As the UN Special Rapporteur on the protection of human rights while countering terrorism noted in his mission report on Egypt:
23. According to documented cases and testimonies given to the Special Rapporteur, the Ministry of the Interior often renews the detention order against a released person with the unsubstantiated justification that the person “immediately resumed suspicious activities” upon release. Of particular concern is the widespread practice that persons are not actually released after a release order is given, but are transferred by SSI officers to non-official premises or police stations where they are held illegally until a new detention order is given.
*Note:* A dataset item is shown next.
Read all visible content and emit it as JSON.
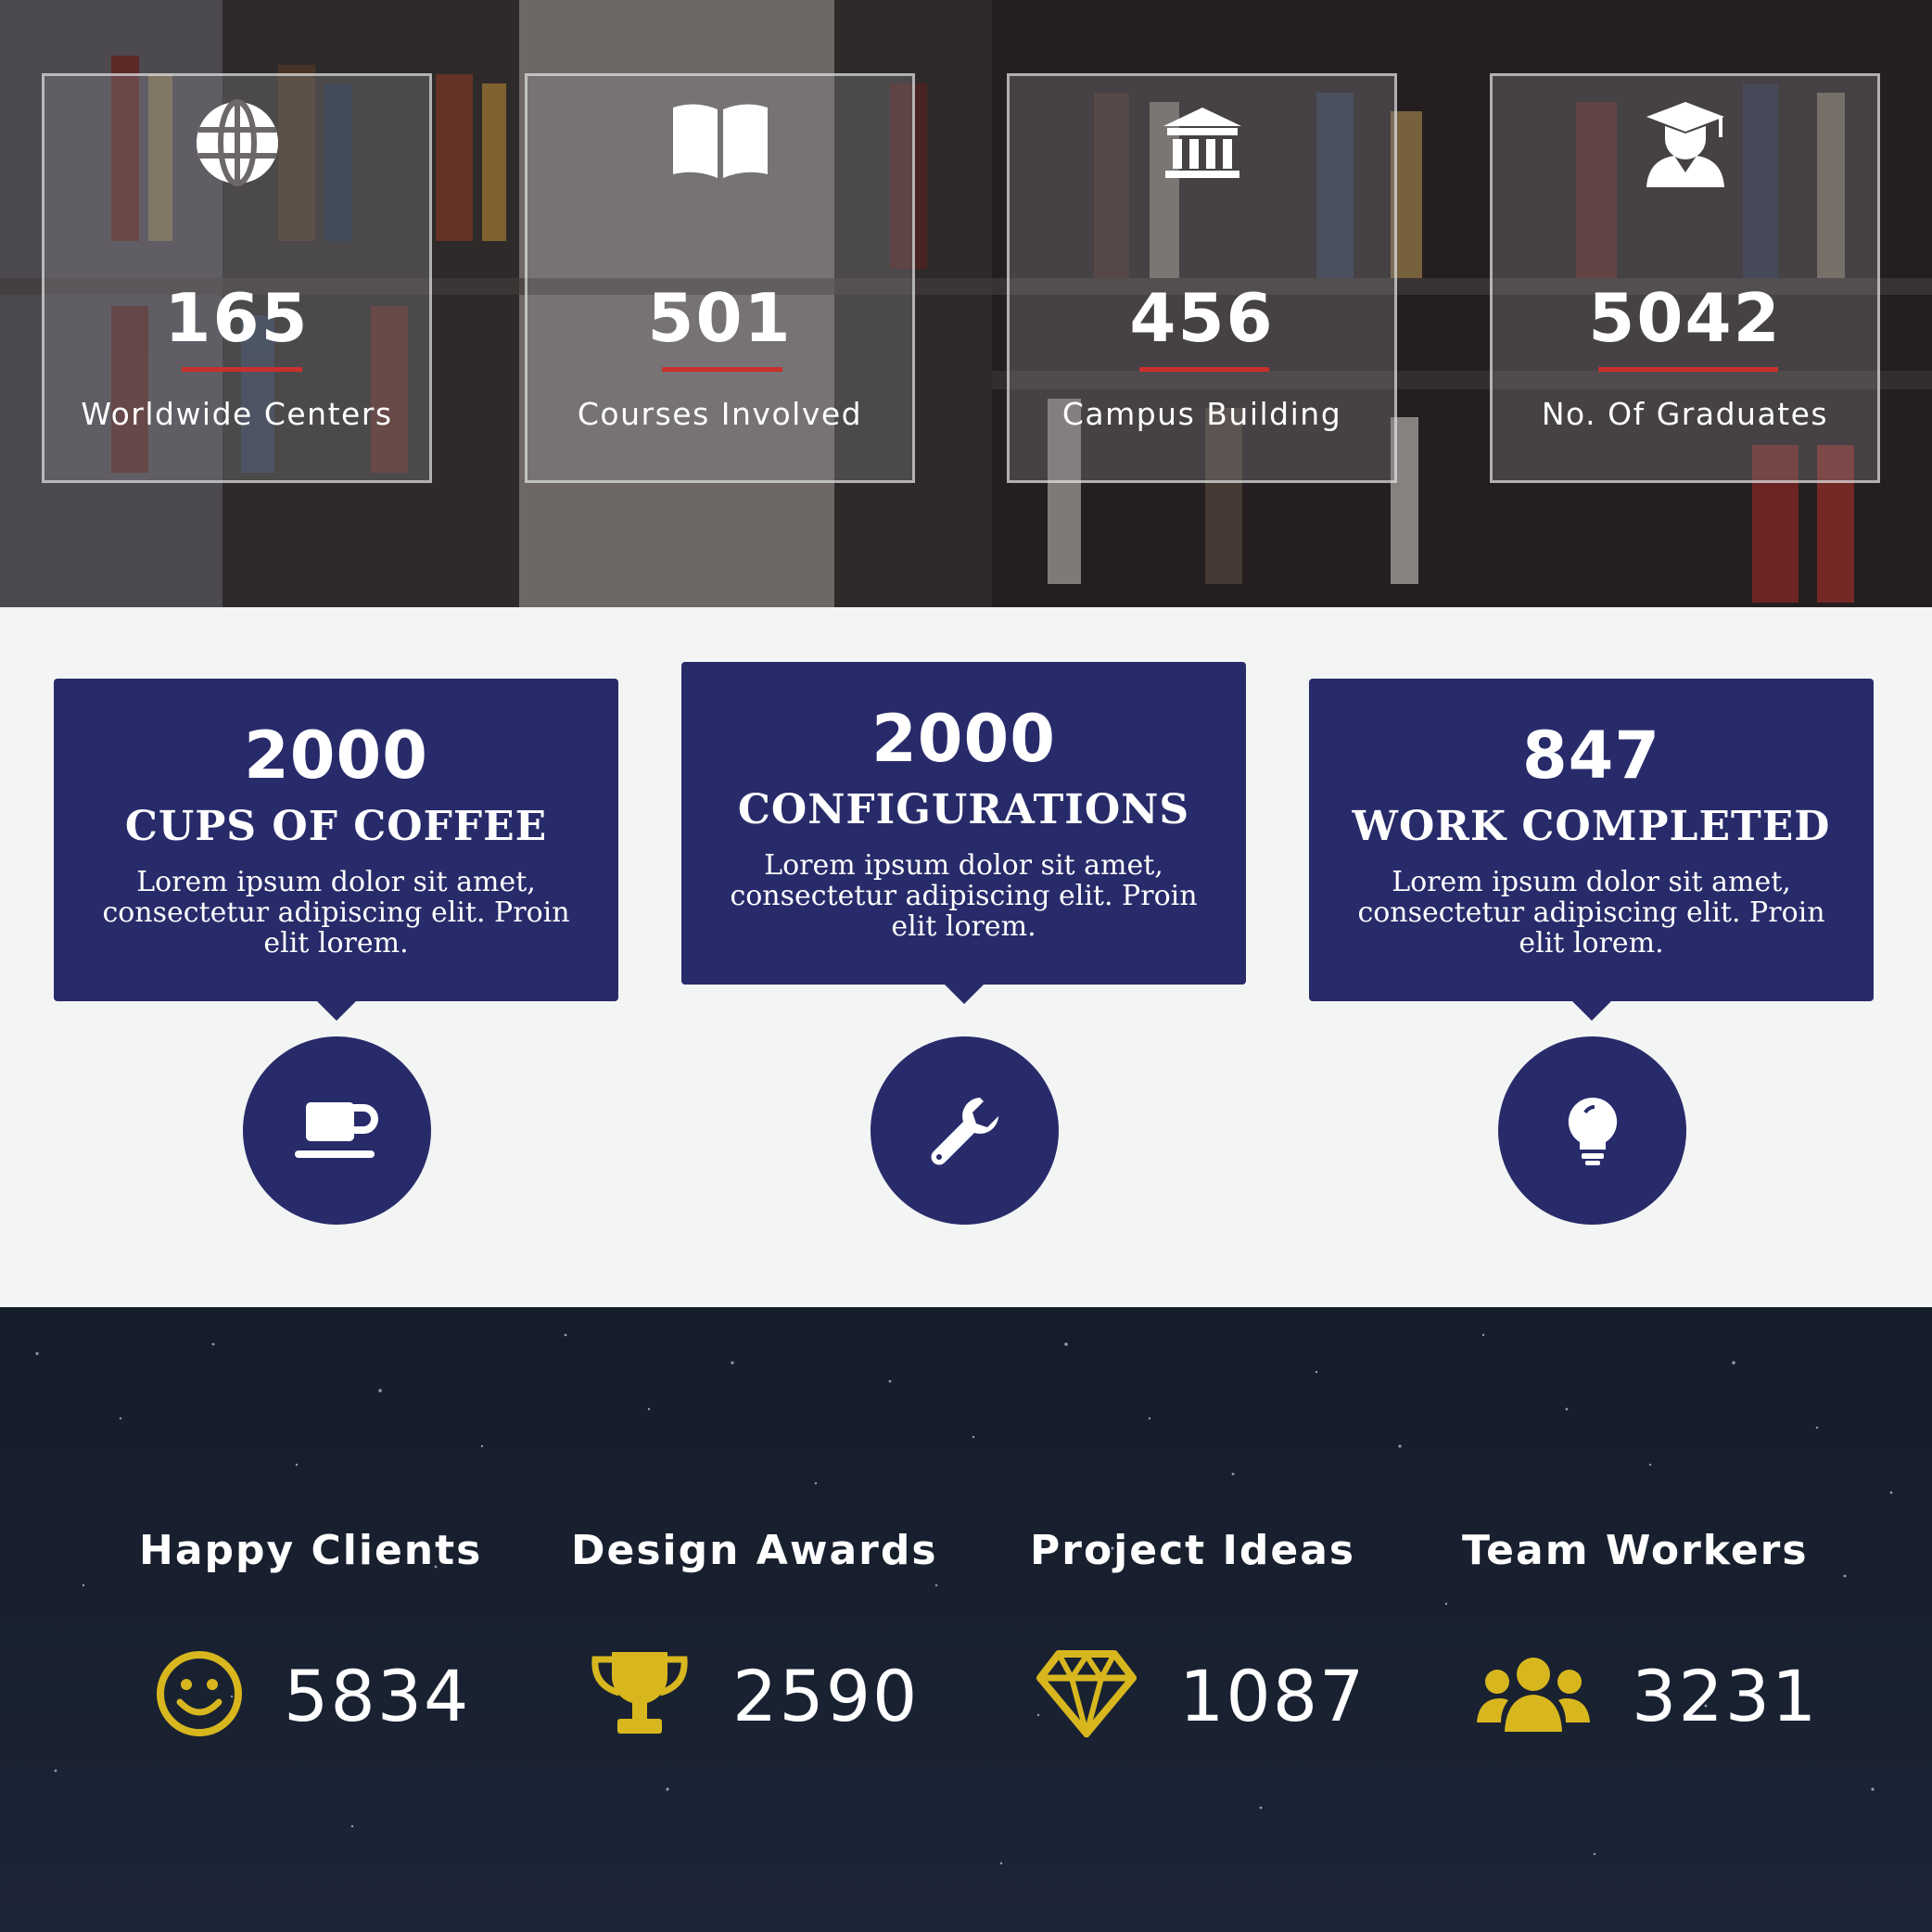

As a consequence, an unspecified number of persons have been held for years, sometimes over a decade, using this mechanism.
c) Article 179?
The official news release also fails to note that amendments to Article 179 of the constitution in 2007 effectively waive constitutional guarantees of the rights to privacy and to due process in cases the government designates as terrorism-related, and grant security forces unfettered authority to detain persons, search homes and monitor communications without a judicial warrant.
In Washington, the State Department spokesman, Philip J. Crowley, said:
“We are disappointed. We have questions about how this fits with pledges that the government of Egypt has made to its own people to try to find a way to move beyond the emergency law.”
Justifying the prolonged state of emergency by referring to the US
The prime minister tried to explain why the government had not been able to fulfill a promise made by Mr. Mubarak in 2005 to replace the emergency law with specific antiterrorism legislation. The government has reiterated this pledge on countless occasions, including to the EU and the UN.
He said that the government was having difficulty finding the proper balance between protecting the nation and preserving civil liberties, comparing the challenge to President Obama’s difficulties in closing down the prison at Guantánamo Bay and comparing the law to the Patriot Act, adopted in the United States after Sept. 11, 2001.
Conclusion?
In the New York Times the UN special Rapporteur commented on the new extension, saying that “basically there is no legal certainty as long as there is an emergency law in place.”